Canada is a country privileged with water. From the earliest days of Indigenous Peoples using water for transportation and sustenance to routes for European explorers and settlers to colonize these lands, freshwater has formed an essential part of Canada’s national identity. Over time, Canada’s dependence on its freshwater has become even greater; it is at the core of our largest cities, facilitates the ebb and flow of mills and industries, offers water to drink, irrigates fields, and increasingly, helps provide much of our electricity. For all that freshwater provides to Canadians, among its greatest gifts is that of fish and fisheries. Watershed characteristics, including landscape (geology, climate), hydrological function, soils, and many other factors, all play essential roles in the function of aquatic ecosystems and highlight the delicate balance between land and water.

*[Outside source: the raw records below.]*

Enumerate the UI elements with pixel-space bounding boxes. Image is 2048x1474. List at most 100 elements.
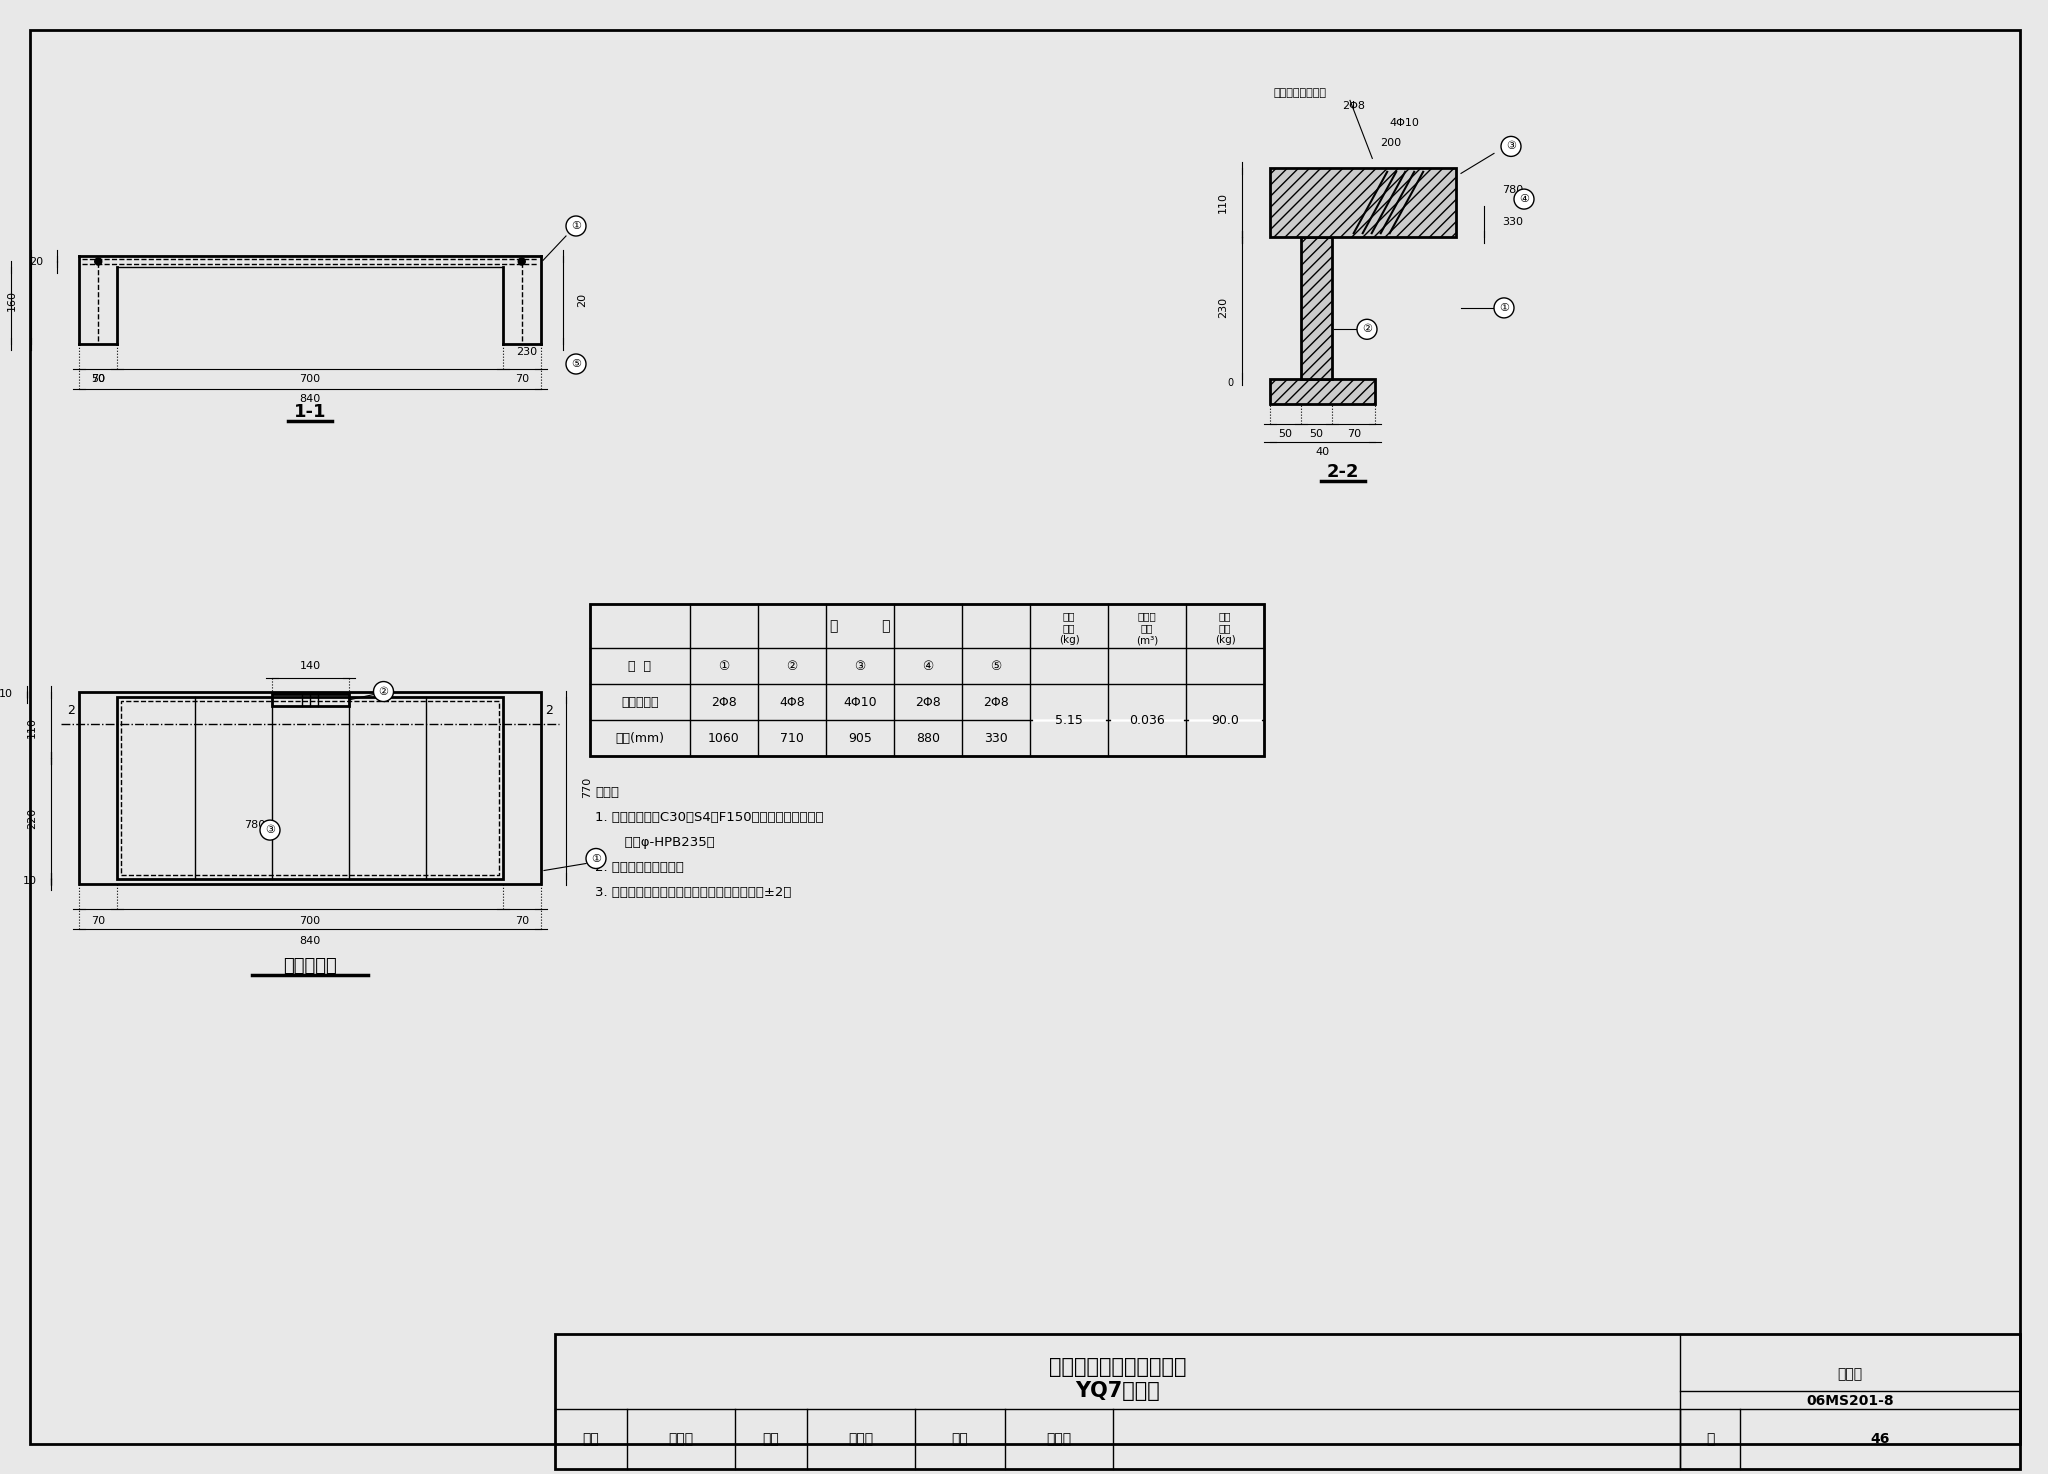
Text: 设计: 设计 <box>952 1433 969 1446</box>
Text: 160: 160 <box>6 289 16 311</box>
Text: 2-2: 2-2 <box>1327 463 1360 481</box>
Text: ③: ③ <box>1505 142 1516 152</box>
Text: ⑤: ⑤ <box>571 360 582 368</box>
Text: 根数与直径: 根数与直径 <box>621 696 659 709</box>
Text: 230: 230 <box>516 346 537 357</box>
Text: 1-1: 1-1 <box>293 402 326 422</box>
Bar <box>590 604 1264 756</box>
Text: 4Φ10: 4Φ10 <box>844 696 877 709</box>
Circle shape <box>565 354 586 374</box>
Text: 50: 50 <box>1309 429 1323 439</box>
Text: 2Φ8: 2Φ8 <box>983 696 1010 709</box>
Text: 780: 780 <box>244 820 266 830</box>
Text: 880: 880 <box>915 731 940 744</box>
Text: 3. 构件表面要求平直、压光；构件尺寸误差：±2。: 3. 构件表面要求平直、压光；构件尺寸误差：±2。 <box>596 886 791 899</box>
Text: ①: ① <box>592 853 600 864</box>
Bar <box>272 693 348 706</box>
Circle shape <box>373 681 393 702</box>
Text: (m³): (m³) <box>1137 635 1157 646</box>
Text: 710: 710 <box>780 731 805 744</box>
Text: ②: ② <box>786 659 797 672</box>
Bar <box>1300 237 1331 379</box>
Text: 70: 70 <box>92 915 104 926</box>
Text: 2Φ8: 2Φ8 <box>915 696 940 709</box>
Text: 混凝土: 混凝土 <box>1137 612 1157 621</box>
Text: 840: 840 <box>299 394 322 404</box>
Text: 10: 10 <box>23 876 37 886</box>
Text: 4Φ10: 4Φ10 <box>1389 118 1419 128</box>
Text: (kg): (kg) <box>1214 635 1235 646</box>
Text: 重量: 重量 <box>1219 624 1231 632</box>
Text: 330: 330 <box>985 731 1008 744</box>
Text: 体积: 体积 <box>1141 624 1153 632</box>
Text: 2: 2 <box>545 703 553 716</box>
Text: 4Φ8: 4Φ8 <box>778 696 805 709</box>
Circle shape <box>586 849 606 868</box>
Text: 编  号: 编 号 <box>629 659 651 672</box>
Text: ③: ③ <box>854 659 866 672</box>
Text: 2Φ8: 2Φ8 <box>711 696 737 709</box>
Text: 70: 70 <box>92 374 104 385</box>
Text: 钢          筋: 钢 筋 <box>829 619 891 632</box>
Text: 780: 780 <box>1501 186 1524 195</box>
Text: 2Φ8: 2Φ8 <box>1341 102 1366 112</box>
Circle shape <box>565 217 586 236</box>
Text: 20: 20 <box>578 293 588 307</box>
Circle shape <box>1493 298 1513 318</box>
Text: 110: 110 <box>1219 192 1229 214</box>
Text: 770: 770 <box>582 777 592 799</box>
Text: 1. 材料：混凝土C30、S4、F150（根据需要选用）；: 1. 材料：混凝土C30、S4、F150（根据需要选用）； <box>596 811 823 824</box>
Circle shape <box>518 258 524 265</box>
Text: 70: 70 <box>514 374 528 385</box>
Text: YQ7配筋图: YQ7配筋图 <box>1075 1381 1159 1400</box>
Bar <box>121 702 498 874</box>
Bar <box>1270 168 1456 237</box>
Text: ①: ① <box>1499 302 1509 312</box>
Text: 40: 40 <box>1315 447 1329 457</box>
Text: 0: 0 <box>1229 379 1235 388</box>
Bar <box>117 697 502 879</box>
Text: 构件: 构件 <box>1219 612 1231 621</box>
Text: 1060: 1060 <box>709 731 739 744</box>
Text: 钢筋φ-HPB235。: 钢筋φ-HPB235。 <box>596 836 715 849</box>
Text: 钢筋: 钢筋 <box>1063 612 1075 621</box>
Text: 2. 环向钢筋居中放置。: 2. 环向钢筋居中放置。 <box>596 861 684 874</box>
Text: 说明：: 说明： <box>596 786 618 799</box>
Circle shape <box>1501 137 1522 156</box>
Text: ④: ④ <box>922 659 934 672</box>
Text: 700: 700 <box>299 374 322 385</box>
Text: 正面形状同立缘石: 正面形状同立缘石 <box>1274 88 1327 99</box>
Text: 140: 140 <box>299 660 322 671</box>
Text: 10: 10 <box>0 690 12 699</box>
Text: (kg): (kg) <box>1059 635 1079 646</box>
Text: 审核: 审核 <box>582 1433 600 1446</box>
Text: 06MS201-8: 06MS201-8 <box>1806 1394 1894 1408</box>
Text: 盛奕节: 盛奕节 <box>848 1433 874 1446</box>
Text: 预制混凝土装配式雨水口: 预制混凝土装配式雨水口 <box>1049 1358 1186 1377</box>
Text: ③: ③ <box>264 825 274 836</box>
Text: 页: 页 <box>1706 1433 1714 1446</box>
Circle shape <box>94 258 102 265</box>
Text: 校对: 校对 <box>762 1433 780 1446</box>
Text: 5.15: 5.15 <box>1055 713 1083 727</box>
Text: 230: 230 <box>1219 298 1229 318</box>
Text: 70: 70 <box>514 915 528 926</box>
Text: 20: 20 <box>29 256 43 267</box>
Text: 220: 220 <box>27 808 37 828</box>
Text: 46: 46 <box>1870 1433 1890 1446</box>
Text: 840: 840 <box>299 936 322 946</box>
Bar <box>80 691 541 884</box>
Text: ⑤: ⑤ <box>991 659 1001 672</box>
Text: 图集号: 图集号 <box>1837 1366 1862 1381</box>
Text: ②: ② <box>1362 324 1372 335</box>
Text: 2: 2 <box>68 703 76 716</box>
Text: 50: 50 <box>1278 429 1292 439</box>
Text: 905: 905 <box>848 731 872 744</box>
Text: ②: ② <box>379 687 389 697</box>
Text: 平面配筋图: 平面配筋图 <box>283 957 336 974</box>
Bar <box>1270 379 1376 404</box>
Text: ①: ① <box>571 221 582 231</box>
Text: 王僅山: 王僅山 <box>668 1433 694 1446</box>
Circle shape <box>1513 189 1534 209</box>
Text: 长度(mm): 长度(mm) <box>616 731 664 744</box>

Canadians place great value on fish and fisheries. The internationally recognized advances that have come from Canadian fisheries science and policy have led to a better understanding of fish, ecosystems, and fisheries (see Fisheries Exploitation section; Hasler et al. 2019; Castañeda et al. 2020). Yet, Canadian freshwater fisheries have been fraught with challenges since their earliest days (see Pearse 1988). Even the best intentions can have unexpected, irreparable outcomes, including species introductions, fisheries overexploitation, and pollution. In the face of global change, difficult decisions will need to be made about the future of freshwater fisheries in Canada. Fisheries face an array of new and old threats (reviewed in Reid et al. 2019), including climate change, invasive species, habitat degradation, regulated rivers and water demands, and fisheries overexploitation, all of which have the potential to influence the viability of future freshwater fish populations and fisheries. With such uncertainty on the horizon, there is great value in engaging with diverse knowledge holders, and taking a philosophical view and reflecting on the future of freshwater fisheries in Canada. This is not the first time this has been done; Peter Pearse was commissioned by the Canadian Wildlife Federation to review the state of freshwater fisheries and their management in Canada. The so-called “Pearse Report” provided recommendations for improving the management and sustainability of inland fisheries resources (see Pearse 1988). Many of the recommendations in the Pearse Report have been addressed, remain relevant, or are no longer salient today, so the ideas presented here advance and expand on the ideas shared by Pearse.

The contributors to this chapter reflect the perspectives from a diverse team of fisheries scientists in Canada. We discuss our perspectives and prognostications on a range of challenges in an effort to provide an outlook for the future (Table 1) of freshwater fisheries science, management, and policy in Canada.